Of course there was inconsistency that accompanied Crean's winning. The Hoosiers were just two wins above .500 this season, the same thing that was true a season after Indiana earned a No. 1 seed in the 2013 NCAA tournament. The two winningest seasons during Crean's tenure were followed by years in which Indiana didn't make the NCAA tournament. Not the kind of trajectory a program expecting a national championship wants to see, hence his firing.

But that goes to show how tough the task is in Bloomington, not necessarily when it comes to building a winner but when it comes to pleasing the folks in this basketball-loving state.

That's Miller's job now, and there likely won't be too long of a honeymoon period. Miller won at the lower levels of college basketball, winning 102 games over the past four seasons, but the Big Ten is a different animal. Another former Matta assistant, John Groce, found that out over his five seasons at Illinois. After getting hired off a Sweet Sixteen run at Ohio, Groce made the NCAA tournament just once in his five seasons in Champaign, the reason for the Big Ten's other coaching change this offseason.

Miller comes to Indiana with a better resume than Groce brought to Illinois — the A-10 is a much better league on an annual basis than the MAC, and Miller did more consistent winning over a longer stretch — but with a similar challenge ahead of him. Illini fans soured on Groce relatively quick, with questions about his job status lingering for a couple of years before he was fired earlier this month. Certainly Crean was never free from questions about his job status during his time in Bloomington, not even getting them to go away with a Big Ten championship last season. Will Hoosier fans treat Miller any differently if a deep tournament run doesn't come in one of Miller's first few seasons?

Of course, that all comes with the territory of being a college basketball coach, and Miller knows that well from his time as a major-conference assistant and with his brother the head coach at Arizona. But now he has to live it every day.

"I don't think you come to Indiana if you don't want to live in the neighborhood," Miller said about the expectations during his introductory press conference Monday. "If you don't want to move into that neighborhood, then you shouldn't be here.
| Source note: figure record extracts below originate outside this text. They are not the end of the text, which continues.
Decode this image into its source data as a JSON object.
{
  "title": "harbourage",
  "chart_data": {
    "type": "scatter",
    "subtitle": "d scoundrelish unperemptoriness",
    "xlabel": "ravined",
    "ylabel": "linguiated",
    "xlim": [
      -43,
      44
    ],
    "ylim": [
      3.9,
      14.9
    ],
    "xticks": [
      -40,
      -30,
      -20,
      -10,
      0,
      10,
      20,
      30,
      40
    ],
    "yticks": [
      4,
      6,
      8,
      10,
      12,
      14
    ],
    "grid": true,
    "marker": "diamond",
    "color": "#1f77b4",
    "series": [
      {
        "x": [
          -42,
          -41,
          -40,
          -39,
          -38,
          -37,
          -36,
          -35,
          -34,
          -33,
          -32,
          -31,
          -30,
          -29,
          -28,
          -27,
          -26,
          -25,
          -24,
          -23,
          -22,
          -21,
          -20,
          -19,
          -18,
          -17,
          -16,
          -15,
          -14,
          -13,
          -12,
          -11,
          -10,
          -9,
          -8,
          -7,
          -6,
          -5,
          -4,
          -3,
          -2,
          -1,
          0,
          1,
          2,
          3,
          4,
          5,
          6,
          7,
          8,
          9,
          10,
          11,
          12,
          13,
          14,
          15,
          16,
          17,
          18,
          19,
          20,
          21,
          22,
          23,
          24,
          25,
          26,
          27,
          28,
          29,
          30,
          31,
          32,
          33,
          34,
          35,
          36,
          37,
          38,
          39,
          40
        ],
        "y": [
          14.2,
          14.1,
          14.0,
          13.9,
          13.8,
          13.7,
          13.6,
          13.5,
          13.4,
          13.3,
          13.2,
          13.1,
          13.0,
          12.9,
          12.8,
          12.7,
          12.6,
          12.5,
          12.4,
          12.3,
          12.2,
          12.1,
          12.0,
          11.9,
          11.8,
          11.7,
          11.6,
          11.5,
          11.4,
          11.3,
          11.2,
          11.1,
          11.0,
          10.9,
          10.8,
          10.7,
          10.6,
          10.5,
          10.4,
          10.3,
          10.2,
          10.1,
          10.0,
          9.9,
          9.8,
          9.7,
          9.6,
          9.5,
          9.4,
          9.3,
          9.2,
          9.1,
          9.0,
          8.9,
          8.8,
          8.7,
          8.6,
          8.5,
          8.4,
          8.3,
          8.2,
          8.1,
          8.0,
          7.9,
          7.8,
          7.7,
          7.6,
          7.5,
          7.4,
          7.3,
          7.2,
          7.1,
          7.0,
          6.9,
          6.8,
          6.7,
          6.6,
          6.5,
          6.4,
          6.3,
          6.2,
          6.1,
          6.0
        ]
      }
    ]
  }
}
If you like the neighborhood, then you come, and I think, like I've been at a high level at a lot of different spots. I've been with great people. I think I'm very confident that what we do works, and I'd like for the opportunity to try and make it work here.

"I think the Big Ten is an excellent league with great coaches to be with, to be against, and you're going to get better. They're going to make you better, and you're going to be better for it.

"To me, I know where we're at, and I know what the job is. That didn't waver me. I think more than anything, this is what you want if you love the game."

Miller is a great hire by Glass. It's time to find out if Indiana and its sky-high expectations make for a great landing spot for Miller.